Le salon Raw Wine — une initiative de la Master of Wine Isabelle Legeron, autrice du livre Natural Wine : An Introduction to Organic and Biodynamic Wines Made Naturally (Kindle, 2014) — réunissait les 24 et 25 octobre à Montréal des artisans de vins dits « nature ». Nature ? Aucune réglementation ne les encadre, sinon le fait d’être bios, aux champs comme au chai, sans autres formes d’intrants que l’apport de sulfites en infime quantité (moins de 30 ppm) ou même sans la moindre molécule de l’intrant en question. Une équation gagnante — zéro sulfites = zéro maux de tête — pour le consommateur lambda dont le naturel revient au galop quand vient le temps de parler de santé et de son corollaire, l’environnement.
Peu de néophytes sur place, mais des fous (geeks) de vins nature prêts à passer l’éponge sur quelques petits défauts et autres sournoises déviations organoleptiques susceptibles de flouter le visage du vin. Mais voilà, à ma grande surprise, s’imposait ce constat : hormis quelques légers manques de transparence, il y avait une qualité d’ensemble qui ne m’est jamais apparue aussi convaincante que lors de cette seconde édition.
La faute aux filtrations stériles ? À une mise en bouteille irréprochable sur le plan de la propreté ? À l’ajout infime de sulfites avant le long voyage en conteneur non réfrigéré ? Chacun son truc. Toujours est-il que la pertinence des choix d’Isabelle Legeron pour cette édition du Raw Wine me réconciliait avec ces « natures » ou, mieux, offrait une image positive de ces vins qui peuvent aussi verser dans tout, n’importe quoi et… bien pire encore !

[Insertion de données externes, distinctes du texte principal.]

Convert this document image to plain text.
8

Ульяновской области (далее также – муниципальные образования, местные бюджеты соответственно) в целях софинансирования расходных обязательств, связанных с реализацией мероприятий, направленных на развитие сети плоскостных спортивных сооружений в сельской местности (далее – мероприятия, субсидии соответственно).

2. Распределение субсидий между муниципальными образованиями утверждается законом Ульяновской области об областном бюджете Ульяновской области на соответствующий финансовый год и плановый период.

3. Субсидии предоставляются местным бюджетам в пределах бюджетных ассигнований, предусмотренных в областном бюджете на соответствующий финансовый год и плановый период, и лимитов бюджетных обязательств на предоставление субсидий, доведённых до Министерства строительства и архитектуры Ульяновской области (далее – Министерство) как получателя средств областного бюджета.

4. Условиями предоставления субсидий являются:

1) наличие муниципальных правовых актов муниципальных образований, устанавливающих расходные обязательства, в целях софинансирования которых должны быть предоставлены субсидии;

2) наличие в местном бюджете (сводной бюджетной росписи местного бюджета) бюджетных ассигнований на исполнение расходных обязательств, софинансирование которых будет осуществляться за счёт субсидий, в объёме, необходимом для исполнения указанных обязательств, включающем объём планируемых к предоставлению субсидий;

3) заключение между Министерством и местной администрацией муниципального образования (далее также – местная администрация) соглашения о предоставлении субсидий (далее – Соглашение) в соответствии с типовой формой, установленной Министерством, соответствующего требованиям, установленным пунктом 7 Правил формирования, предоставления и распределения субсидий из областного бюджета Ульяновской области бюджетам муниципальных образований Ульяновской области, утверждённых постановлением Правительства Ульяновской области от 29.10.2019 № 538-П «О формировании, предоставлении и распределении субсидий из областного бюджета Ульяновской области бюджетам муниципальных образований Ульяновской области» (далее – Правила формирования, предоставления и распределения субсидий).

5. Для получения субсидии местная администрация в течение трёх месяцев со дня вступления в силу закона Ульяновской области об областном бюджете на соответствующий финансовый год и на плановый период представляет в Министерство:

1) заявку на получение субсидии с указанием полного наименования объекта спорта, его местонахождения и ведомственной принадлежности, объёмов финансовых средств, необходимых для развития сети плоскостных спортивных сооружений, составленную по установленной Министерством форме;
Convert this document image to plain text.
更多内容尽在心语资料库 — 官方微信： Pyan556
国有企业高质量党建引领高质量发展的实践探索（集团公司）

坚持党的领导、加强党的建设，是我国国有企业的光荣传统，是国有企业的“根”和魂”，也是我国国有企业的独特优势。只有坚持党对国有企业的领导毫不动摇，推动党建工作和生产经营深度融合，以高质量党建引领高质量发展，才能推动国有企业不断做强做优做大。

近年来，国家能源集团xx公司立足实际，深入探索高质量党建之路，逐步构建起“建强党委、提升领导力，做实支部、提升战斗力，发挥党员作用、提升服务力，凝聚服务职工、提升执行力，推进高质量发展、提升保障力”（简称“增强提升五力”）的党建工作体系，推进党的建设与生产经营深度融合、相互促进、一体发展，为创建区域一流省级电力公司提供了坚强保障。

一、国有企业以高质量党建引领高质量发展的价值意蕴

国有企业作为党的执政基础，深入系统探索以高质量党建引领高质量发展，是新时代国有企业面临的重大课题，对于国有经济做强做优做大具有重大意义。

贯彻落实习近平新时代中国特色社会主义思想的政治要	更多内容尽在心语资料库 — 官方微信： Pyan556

L’agence québécoise Univins organisait quelques jours plus tard une table ronde avec trois vignerons convaincus des vertus du bio. Pas de ces intransigeants ayatollahs pour qui il ne saurait exister d’autres vins que ces « natures » pure race, frappant au passage d’ostracisme, pour ne pas dire d’apostasie, cet « autre » qui ne boit pas comme eux. Plutôt des gens éveillés dont les mille et une interventions éclairées sur le terrain visent à pérenniser leur métier de vigneron et, du coup, ce patrimoine végétal vivant qui les fait vivre.
Il s’est dégagé pêle-mêle une foule d’observations en compagnie de la Valencienne Maria Sancho (Aranléon), de Robert Eden (Château Maris en Minervois)et de Nelson Ortola (domaine éponyme en Languedoc). Si tous s’entendent pour dire que le vin doit être bon avant tout, sa vitalité naturelle l’incline à susciter rapidement, chez celle ou celui qui le boit, une émotion particulière spontanément libérée, hors des codes habituels de la perception classique.
« Il semble y avoir parfois une perte de contours, de traçabilité quant à l’origine dans certains vins nature », disait Robert Eden, qui a adopté la biodynamie comme moteur de vie dans son vignoble acheté en 1997, un vignoble alors « éteint » qui n’était plus que l’ombre de lui-même et qui aujourd’hui, avec ses brillantes syrahs et grenaches gris, fait écho au terroir comme une caisse claire de résonance. Je le rejoins sur ce point.
N’importe quel quinqua ou sexagénaire (dont je suis) pouvait, sans trop de difficultés, départager par exemple un saint-émilion d’un pauillac, un nuits-saint-georges d’un pommard ou un cahors d’un madiran. Les codes de références, institués en France par la notion d’appellation d’origine contrôlée (AOC) depuis 1936, participant à définir le goût, en fonction, par exemple, des techniques utilisées ou des cépages plantés dans des zones précisément identifiées.
Mais aujourd’hui ? Avec cette montée en puissance des vins bios, il semble s’opérer un certain clivage générationnel entre les palais d’arrière-garde (sans vouloir vexer personne) et les millénariaux, pour qui le goût, disons, « classique » des vins issus de l’agriculture traditionnelle semble pour le moins ennuyeux. Ou déphasé. Faire croire toutefois à cette même génération que le « vrai goût » du vin passe par ces natures déviantes et mal fagotées relève de la supercherie. Le dégoût du vin serait plus approprié, si vous me permettez l’expression.